Show HN: I put economic rules in silicon that can't be changed by software

3 pointsposted 9 hours ago
by PrimalOrigins

Item id: 46577159

1 Comments

PrimalOrigins

9 hours ago

I spent months on this because I got frustrated with "code is law" being a lie.

Every blockchain claims immutability until something goes wrong. Then they fork. - Ethereum forked after the DAO hack - Bitcoin forks constantly over ideology - Smart contracts get "upgraded"

So I asked: what if you literally couldn't change the rules?

Not "we promise not to" — actually physically impossible.

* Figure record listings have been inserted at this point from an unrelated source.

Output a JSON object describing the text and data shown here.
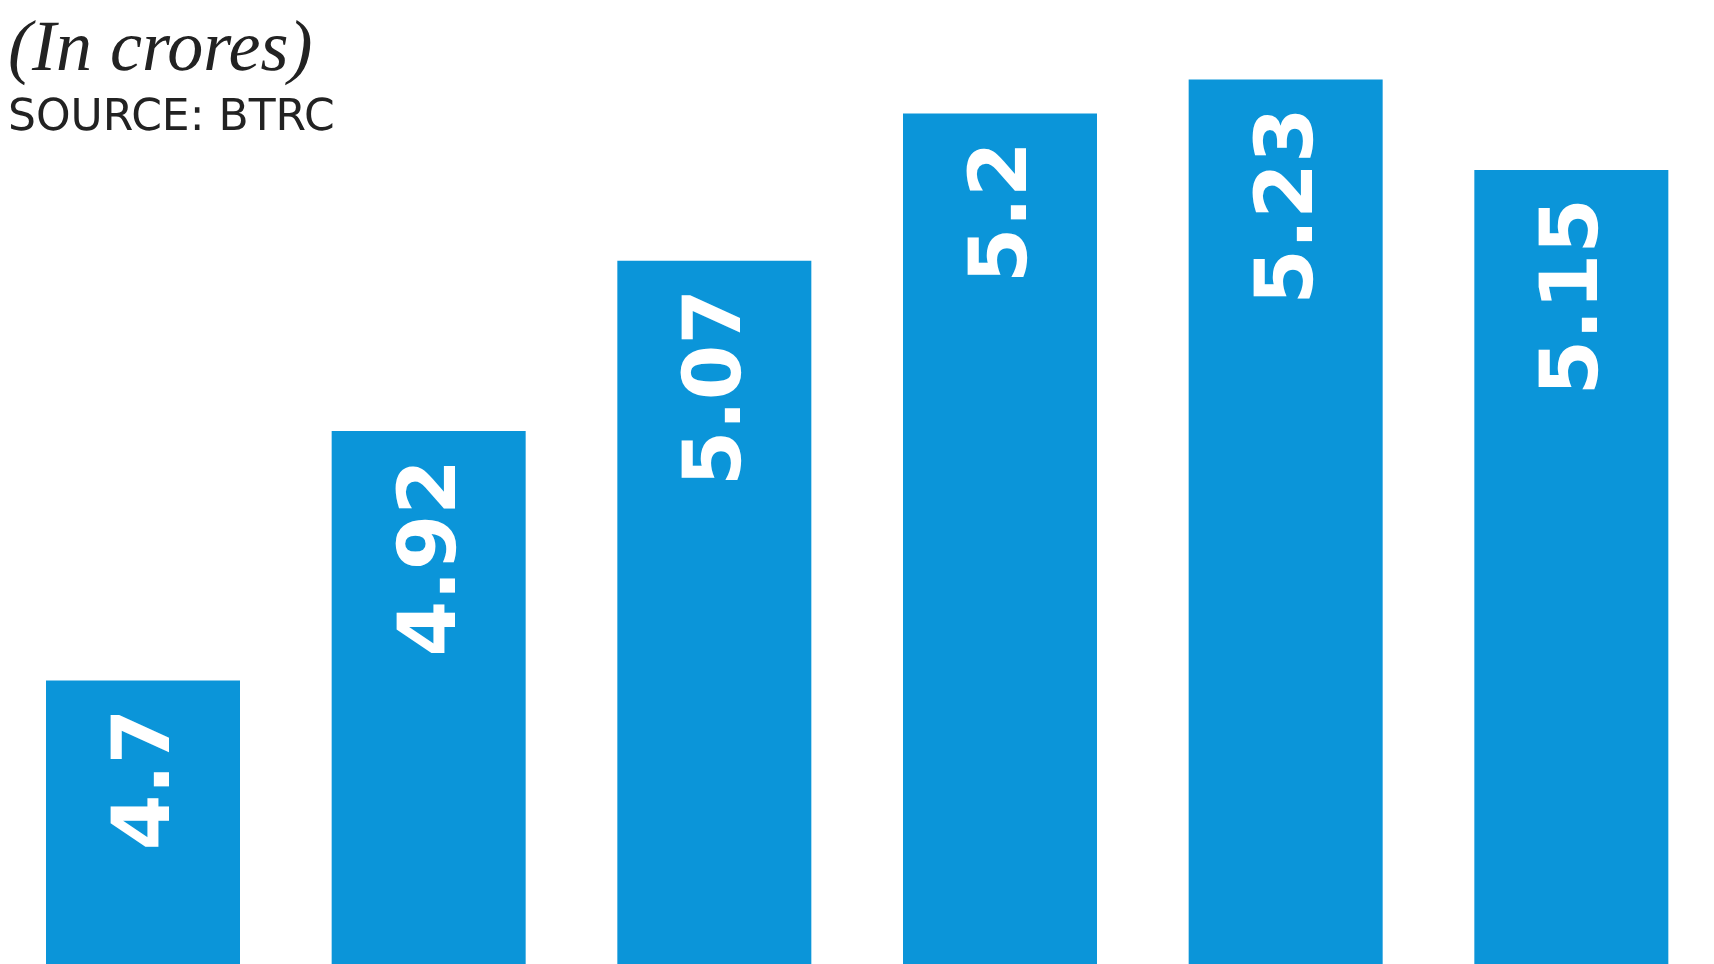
{
  "chart_data": {
    "type": "bar",
    "title": "(In crores)",
    "annotations": [
      "SOURCE: BTRC"
    ],
    "categories": [
      null,
      null,
      null,
      null,
      null,
      null
    ],
    "values": [
      4.7,
      4.92,
      5.07,
      5.2,
      5.23,
      5.15
    ],
    "color": "#0b95d9",
    "ylim": [
      4.45,
      5.3
    ],
    "data_labels": true
  }
}
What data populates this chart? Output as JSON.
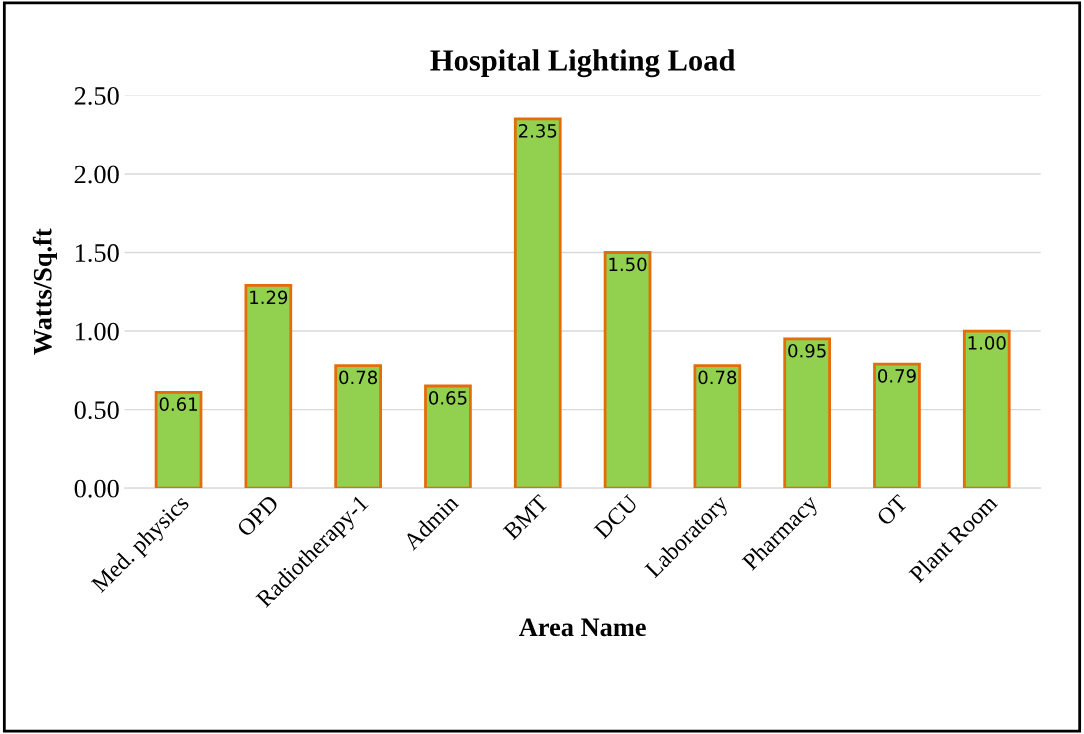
{
  "chart_data": {
    "type": "bar",
    "title": "Hospital Lighting Load",
    "xlabel": "Area Name",
    "ylabel": "Watts/Sq.ft",
    "categories": [
      "Med. physics",
      "OPD",
      "Radiotherapy-1",
      "Admin",
      "BMT",
      "DCU",
      "Laboratory",
      "Pharmacy",
      "OT",
      "Plant Room"
    ],
    "values": [
      0.61,
      1.29,
      0.78,
      0.65,
      2.35,
      1.5,
      0.78,
      0.95,
      0.79,
      1.0
    ],
    "value_labels": [
      "0.61",
      "1.29",
      "0.78",
      "0.65",
      "2.35",
      "1.50",
      "0.78",
      "0.95",
      "0.79",
      "1.00"
    ],
    "color": "#92d050",
    "ylim": [
      0,
      2.5
    ],
    "yticks": [
      {
        "value": 0,
        "label": "0.00"
      },
      {
        "value": 0.5,
        "label": "0.50"
      },
      {
        "value": 1,
        "label": "1.00"
      },
      {
        "value": 1.5,
        "label": "1.50"
      },
      {
        "value": 2,
        "label": "2.00"
      },
      {
        "value": 2.5,
        "label": "2.50"
      }
    ],
    "grid": "y",
    "legend": false
  }
}
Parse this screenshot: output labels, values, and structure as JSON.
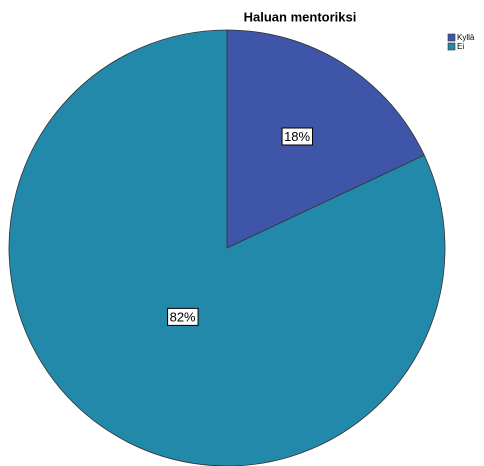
{
  "chart_data": {
    "type": "pie",
    "title": "Haluan mentoriksi",
    "categories": [
      "Kyllä",
      "Ei"
    ],
    "values": [
      18,
      82
    ],
    "value_labels": [
      "18%",
      "82%"
    ],
    "colors": [
      "#3f56a8",
      "#2389ab"
    ],
    "legend": "top-right"
  }
}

I designed a chip where the transaction split (6.18%) is computed by arithmetic circuits etched into silicon at fabrication. No software layer. No API. No attack surface.

The split: - 1.00% → Founder - 3.00% → Liquidity - 2.18% → Maintenance - 93.82% → User

To change it, you'd need new photomasks ($millions), new fabrication (months), and replace every chip. That's the point.

Also included: - SRAM-PUF identity (each chip is physically unique) - Proof of Innovation (rewards diversity, not mining/wealth) - Logarithmic governance (anti-whale: 1000× activity = 10× votes) - 30-day mortality clause (dead wallets revert, unlike Bitcoin's 4M lost coins)

Real performance: ~500M transactions/sec @ 500MHz. No BS trillion-TPS claims.

It's 31 SystemVerilog modules, fully synthesizable. Not fabricated yet (RTL only). No formal verification yet. Performance is estimated.

I'm not selling anything. I want people to review the architecture. Find the flaws. Tell me why it won't work. That's how it gets better.

The project is open source and community-driven.

GitHub: https://github.com/YggdrasilDao/Primal-Origins-SoC-IP-Core

Happy to answer questions about the architecture.